Die Abwärtsspirale dreht sich bei der Einwohnerzahl aber nicht erst seit gestern. Die Tragweite der Entwicklung zeigt sich beim Blick zurück ins Jahr 2002. Seit damals erfasst die Statistik Austria die Bevölkerungsentwicklung auf Basis des Zentralen Melderegisters (ZMR), in dem alle Meldedaten erfasst werden. Damals zählte der Bezirk 43.660 Einwohner, um knapp über vier Prozent (plus 1815 Personen) mehr als heute.
Konstanter Zuzug
Nur zwei Gemeinden verzeichnen gegenwärtig mehr Einwohner als als vor 24 Jahren – darunter St. Kanzian am Klopeiner See, wo heuer zu Jahresbeginn 4654 Menschen lebten, um 309 Personen mehr (plus 7,11 Prozent) als noch zum Stichtag 1. Jänner 2002. „Seit meinem Amtsantritt geht es bei der Bevölkerung bergauf“, freut sich Thomas Krainz (SPÖ), der 2003 erstmals zum Bürgermeister gewählt wurde. Zurückzuführen sei der Zuzug vor allem auf die „optimale Infrastruktur“ – angefangen von der medizinischen Versorgung über Lebensmittelgeschäfte bis hin zum breiten Freizeitangebot. „Und dankenswerterweise haben wir auch einen Bahnhof mit einer Anbindung an den Fernverkehr“, sagt er.

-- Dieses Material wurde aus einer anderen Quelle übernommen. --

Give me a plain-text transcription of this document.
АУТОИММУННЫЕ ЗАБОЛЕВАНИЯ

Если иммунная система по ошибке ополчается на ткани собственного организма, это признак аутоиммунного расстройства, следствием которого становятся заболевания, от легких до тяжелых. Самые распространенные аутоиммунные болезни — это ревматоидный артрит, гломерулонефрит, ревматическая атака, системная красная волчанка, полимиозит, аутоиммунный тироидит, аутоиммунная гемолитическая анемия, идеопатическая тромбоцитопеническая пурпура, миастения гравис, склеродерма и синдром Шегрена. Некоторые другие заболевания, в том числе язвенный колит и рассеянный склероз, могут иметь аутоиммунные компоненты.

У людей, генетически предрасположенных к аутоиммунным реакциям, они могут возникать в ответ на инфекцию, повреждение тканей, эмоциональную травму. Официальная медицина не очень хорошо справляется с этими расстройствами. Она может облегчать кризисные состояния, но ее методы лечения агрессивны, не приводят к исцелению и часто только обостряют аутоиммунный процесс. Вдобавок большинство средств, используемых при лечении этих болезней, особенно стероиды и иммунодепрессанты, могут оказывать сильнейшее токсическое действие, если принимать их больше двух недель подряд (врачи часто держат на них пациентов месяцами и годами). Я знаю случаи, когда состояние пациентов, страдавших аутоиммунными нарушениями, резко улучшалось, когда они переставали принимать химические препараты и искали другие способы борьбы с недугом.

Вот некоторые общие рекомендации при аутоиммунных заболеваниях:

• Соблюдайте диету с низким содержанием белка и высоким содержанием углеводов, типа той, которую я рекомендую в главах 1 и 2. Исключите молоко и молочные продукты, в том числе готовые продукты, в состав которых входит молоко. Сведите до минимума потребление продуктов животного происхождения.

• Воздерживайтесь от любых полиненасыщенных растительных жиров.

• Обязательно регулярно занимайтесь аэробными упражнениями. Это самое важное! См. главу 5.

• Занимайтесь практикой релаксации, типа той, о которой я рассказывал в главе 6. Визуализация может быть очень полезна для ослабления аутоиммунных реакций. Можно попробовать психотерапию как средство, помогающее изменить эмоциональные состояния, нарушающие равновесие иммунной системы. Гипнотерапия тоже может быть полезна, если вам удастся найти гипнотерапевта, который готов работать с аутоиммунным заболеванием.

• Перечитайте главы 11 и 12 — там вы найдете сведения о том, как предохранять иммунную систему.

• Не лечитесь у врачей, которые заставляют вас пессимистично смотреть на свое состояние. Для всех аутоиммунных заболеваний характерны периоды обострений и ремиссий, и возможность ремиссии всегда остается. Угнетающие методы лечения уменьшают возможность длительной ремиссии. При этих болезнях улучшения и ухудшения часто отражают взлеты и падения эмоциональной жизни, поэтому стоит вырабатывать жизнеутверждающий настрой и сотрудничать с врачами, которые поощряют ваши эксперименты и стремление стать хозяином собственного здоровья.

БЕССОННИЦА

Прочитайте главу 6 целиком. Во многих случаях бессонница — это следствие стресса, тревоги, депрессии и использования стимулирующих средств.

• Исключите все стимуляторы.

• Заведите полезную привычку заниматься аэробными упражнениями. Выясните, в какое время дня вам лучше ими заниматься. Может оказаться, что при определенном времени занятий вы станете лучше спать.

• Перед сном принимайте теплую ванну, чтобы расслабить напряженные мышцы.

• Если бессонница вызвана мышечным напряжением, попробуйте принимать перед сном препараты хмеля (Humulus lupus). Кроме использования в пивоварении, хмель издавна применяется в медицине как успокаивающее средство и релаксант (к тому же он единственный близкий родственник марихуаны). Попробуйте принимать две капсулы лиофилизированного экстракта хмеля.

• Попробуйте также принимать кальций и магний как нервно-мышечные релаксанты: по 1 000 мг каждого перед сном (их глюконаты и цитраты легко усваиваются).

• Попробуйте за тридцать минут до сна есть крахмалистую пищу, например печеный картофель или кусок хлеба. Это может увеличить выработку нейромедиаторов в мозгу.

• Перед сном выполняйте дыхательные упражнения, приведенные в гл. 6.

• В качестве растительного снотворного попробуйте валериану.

Der Bau des neuen Bildungszentrums um rund 6,5 Millionen Euro, das den Kindergarten und die Volksschule baulich miteinander verknüpft, sei auch der wachsenden Einwohnerzahl geschuldet – die vielleicht noch weiter steigen werde. „In der Gemeinde liegt eine unheimlich lange Liste mit 90 bis 110 Wohnungsansuchen auf“, sagt Krainz, der sich kürzlich über den Baustart von 16 geförderten Mietwohnungen der „Neuen Heimat“ freuen durfte.

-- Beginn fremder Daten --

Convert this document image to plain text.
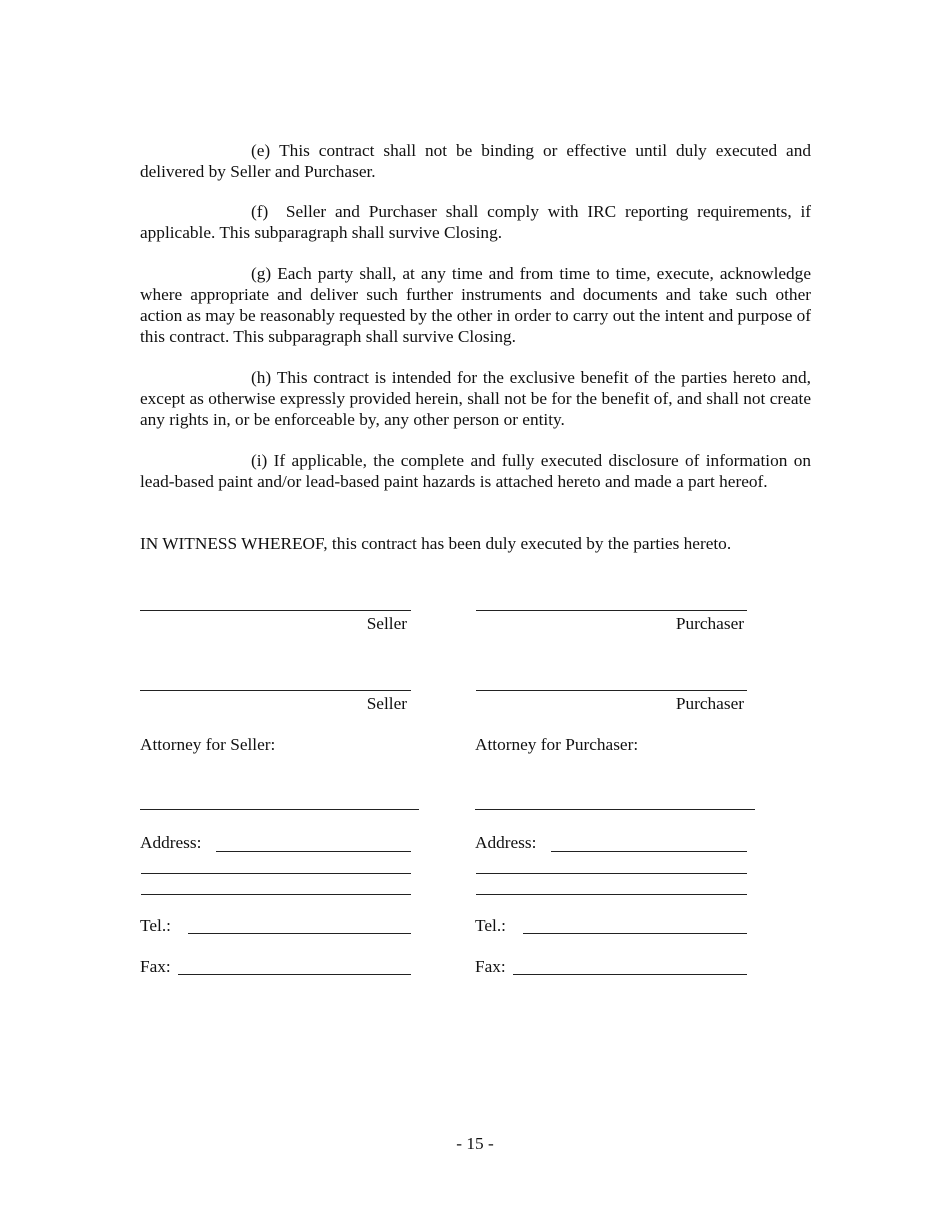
(e) This contract shall not be binding or effective until duly executed and delivered by Seller and Purchaser.

(f)  Seller and Purchaser shall comply with IRC reporting requirements, if applicable. This subparagraph shall survive Closing.

(g) Each party shall, at any time and from time to time, execute, acknowledge where appropriate and deliver such further instruments and documents and take such other action as may be reasonably requested by the other in order to carry out the intent and purpose of this contract. This subparagraph shall survive Closing.

(h) This contract is intended for the exclusive benefit of the parties hereto and, except as otherwise expressly provided herein, shall not be for the benefit of, and shall not create any rights in, or be enforceable by, any other person or entity.

(i) If applicable, the complete and fully executed disclosure of information on lead-based paint and/or lead-based paint hazards is attached hereto and made a part hereof.

IN WITNESS WHEREOF, this contract has been duly executed by the parties hereto.

Seller	Purchaser
Seller	Purchaser
Attorney for Seller:	Attorney for Purchaser:
Address:	Address:
Tel.:	Tel.:
Fax:	Fax:
- 15 -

Auch Feistritz ob Bleiburg/Bistrica pri Pliberku darf sich als Zuzugsgemeinde bezeichnen. Denn während 2002 dort nur 2127 Menschen lebten, waren es mit 1. Jänner 2026 um 117 Personen mehr (plus 5,50 Prozent), nämlich konkret 2244 Einwohner. „Die Menschen fühlen sich bei uns wohl, weil wir so eine liebenswerte Gemeinde sind“, ist Bürgermeister Hermann Srienz (SPÖ) überzeugt. Ein Pluspunkt sei der Ausbau des öffentlichen Verkehrs. „Von St. Michael ist man mit der S-Bahn in 25 Minuten in Klagenfurt“, sagt Srienz. Punkten könne man neben den Ärzten und einem Nahversorger auch mit den Bildungsangeboten. „Aufgrund der großen Nachfrage mussten wir sogar eine neue Kindertagesstätte errichten“, berichtet er.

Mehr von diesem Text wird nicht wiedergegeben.